In a bid to replace IKEA-style flat pack furniture, Carl de Smet of Brussels-based Noumenon has been working on a research project for a self-assembling chair that grows from a small foam cube into shape when heated.

For the past six years, de Smet has been working on a research project – Memories of the Future – at his Brussels design studio. Here he has been experimenting with new smart materials, particularly shape memory polyurethane (SMPU), to discover new ways of designing and producing ideas.

“In recent history, a number of design concepts around self-build furniture have emerged, from the classic flat-pack and blow-up furniture to the open source activity of 3D printing, holding many promising avenues. But emergent design ideas can build further on the advances of new materials with specific designed properties,” explains de Smet.

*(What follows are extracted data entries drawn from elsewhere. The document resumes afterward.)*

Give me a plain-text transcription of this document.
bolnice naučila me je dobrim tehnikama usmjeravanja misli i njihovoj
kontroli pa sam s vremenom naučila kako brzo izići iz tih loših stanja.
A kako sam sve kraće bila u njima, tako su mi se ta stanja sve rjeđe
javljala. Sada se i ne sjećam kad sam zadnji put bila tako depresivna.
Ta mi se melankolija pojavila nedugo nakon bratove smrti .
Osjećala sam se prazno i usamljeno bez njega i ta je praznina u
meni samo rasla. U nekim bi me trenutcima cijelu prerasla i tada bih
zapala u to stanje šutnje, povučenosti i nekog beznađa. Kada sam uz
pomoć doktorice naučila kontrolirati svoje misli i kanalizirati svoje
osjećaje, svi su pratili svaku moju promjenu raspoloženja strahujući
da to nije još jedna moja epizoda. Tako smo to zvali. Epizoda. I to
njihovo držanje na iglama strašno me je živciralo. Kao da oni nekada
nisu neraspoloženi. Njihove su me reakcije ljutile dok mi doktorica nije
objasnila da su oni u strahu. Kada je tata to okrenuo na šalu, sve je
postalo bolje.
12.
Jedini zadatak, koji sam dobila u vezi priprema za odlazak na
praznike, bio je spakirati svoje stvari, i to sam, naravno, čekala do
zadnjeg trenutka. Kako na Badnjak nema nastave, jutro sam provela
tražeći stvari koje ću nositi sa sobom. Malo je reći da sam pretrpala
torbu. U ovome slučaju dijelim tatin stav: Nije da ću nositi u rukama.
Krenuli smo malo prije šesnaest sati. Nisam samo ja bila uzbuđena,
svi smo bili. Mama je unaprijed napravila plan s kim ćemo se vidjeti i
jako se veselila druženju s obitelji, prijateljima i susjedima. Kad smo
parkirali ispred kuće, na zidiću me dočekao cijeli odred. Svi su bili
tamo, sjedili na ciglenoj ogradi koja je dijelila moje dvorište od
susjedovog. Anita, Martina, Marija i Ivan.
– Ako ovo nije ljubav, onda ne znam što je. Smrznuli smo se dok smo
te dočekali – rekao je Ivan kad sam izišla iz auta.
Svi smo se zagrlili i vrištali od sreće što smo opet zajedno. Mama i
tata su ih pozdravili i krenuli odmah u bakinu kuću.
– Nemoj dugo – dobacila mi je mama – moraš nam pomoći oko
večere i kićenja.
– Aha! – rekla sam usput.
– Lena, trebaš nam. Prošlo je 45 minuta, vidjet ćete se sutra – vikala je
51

Of particular interest to de Smet are SMPU materials that can be programmed to change shape. In other words, they have the ability to return from a temporary shape to their original form through heat. This means that a designer can create an object from this foam, a chair for example, that can be easily milled from a solid block. Through heat, it is compressed into a cube 20 times smaller than the original form. Then, once at its destination, it can be expanded through heat again into its previous ‘programmed’ state.

“Shape shifting, or changing the configuration of an artefact, is the most challenging design, on all levels. The shape literally forms parameters and boundaries where designers and engineers work and define the visual language,” comments de Smet.

In terms of flat-pack furniture, this new-type of self-build furniture will also do away with packaging. “The packaging doesn’t exist; it’s only temporarily imprinted as a frozen compressed shape,” explains de Smet.

Although the original prototype was created to compress and expand in an oven with temperatures of 70ºC, this will not be possible in the home. So, de Smet has been working on a prototype that will achieve the same results but with electricity being passed through it. The object will expand in 10 minutes by plugging it into a socket in what de Smet refers to as “plug and pop-up furniture”.

He is also working on a another prototype where the end user can reshape the form to their liking.